The only cure, if any pips were to be defiantly swallowed by any of her girls, was a dose of weedkiller and, possibly, if that did not prevent germination, a painful operation with a pair of secateurs. ‘It’s not a story I’ve made up,’ she said. ‘Go down to the orchard and you’ll see how true it is. Look for the faces and the hands of the boys and girls who’ve swallowed cores. They’ve turned into bark.’
I hated orchards then, and apples too. I did not want to end up like the children I’d discovered in the bark, hard and sinewy, distorted by pain, with ants and beetles crawling on their eyes and nothing to protect them from the night.
These days I have recovered from my mother’s house. I always chew the cores. I do not spit the pips into my palm. Indeed, as I grow older, the thought of something new and green, striking life inside me, growing ‘like a baby’, is not a nightmare any more. I rather think that orchards are a better resting place than cemeteries or crematoria. I’d sooner finish as a piece of bark than ash or bone.

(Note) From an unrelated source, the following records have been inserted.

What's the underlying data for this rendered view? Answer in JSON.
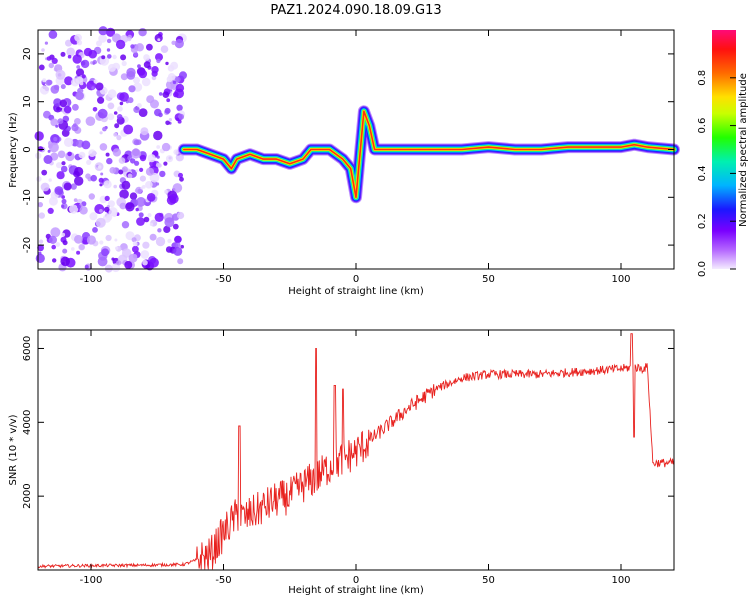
{
  "title": "PAZ1.2024.090.18.09.G13",
  "chart_data": [
    {
      "type": "heatmap",
      "xlabel": "Height of straight line (km)",
      "ylabel": "Frequency (Hz)",
      "xlim": [
        -120,
        120
      ],
      "ylim": [
        -25,
        25
      ],
      "xticks": [
        -100,
        -50,
        0,
        50,
        100
      ],
      "yticks": [
        -20,
        -10,
        0,
        10,
        20
      ],
      "noise_region_x": [
        -120,
        -65
      ],
      "frequency_track": {
        "x": [
          -65,
          -60,
          -55,
          -50,
          -47,
          -45,
          -40,
          -35,
          -30,
          -25,
          -20,
          -17,
          -15,
          -10,
          -5,
          -2,
          0,
          3,
          5,
          7,
          10,
          20,
          30,
          40,
          50,
          60,
          70,
          80,
          90,
          100,
          105,
          110,
          120
        ],
        "y": [
          0,
          0,
          -1,
          -2,
          -4,
          -2,
          -1,
          -2,
          -2,
          -3,
          -2,
          0,
          0,
          0,
          -2,
          -4,
          -10,
          8,
          5,
          0,
          0,
          0,
          0,
          0,
          0.5,
          0,
          0,
          0.5,
          0.5,
          0.5,
          1,
          0.5,
          0
        ]
      },
      "colorbar": {
        "label": "Normalized spectral amplitude",
        "ticks": [
          "0.0",
          "0.2",
          "0.4",
          "0.6",
          "0.8"
        ],
        "range": [
          0,
          1
        ]
      }
    },
    {
      "type": "line",
      "xlabel": "Height of straight line (km)",
      "ylabel": "SNR (10 * v/v)",
      "xlim": [
        -120,
        120
      ],
      "ylim": [
        0,
        6500
      ],
      "xticks": [
        -100,
        -50,
        0,
        50,
        100
      ],
      "yticks": [
        2000,
        4000,
        6000
      ],
      "color": "#e8221f",
      "x": [
        -120,
        -100,
        -80,
        -65,
        -55,
        -50,
        -48,
        -45,
        -42,
        -40,
        -35,
        -30,
        -25,
        -20,
        -15,
        -10,
        -5,
        0,
        10,
        20,
        30,
        40,
        50,
        60,
        70,
        80,
        90,
        100,
        105,
        108,
        110,
        112,
        120
      ],
      "y": [
        100,
        120,
        130,
        150,
        400,
        1000,
        1200,
        1500,
        1400,
        1500,
        1700,
        1900,
        2000,
        2300,
        2500,
        2800,
        3000,
        3200,
        3800,
        4400,
        4900,
        5200,
        5300,
        5300,
        5300,
        5350,
        5400,
        5450,
        5500,
        5450,
        5500,
        2900,
        2900
      ]
    }
  ]
}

I used to tell my only son, ‘Eat the cores. They’re the healthiest bit.’ He did as he was told. Frightened, I suppose, of being ill. But he’s defiant now, I find. Today we drove my grandchildren to school. They had their breakfasts on the hoof. An apple each. I watched them chewing up against the cores like hamsters. I did not dare speak. My son rolled down the windows of the car. ‘Go on,’ he said. ‘See how far they’ll go.’ A family ritual, I am sure. They waited till we reached the open land, between the fast road and the shops. And then the cores went out, flung fast and wide.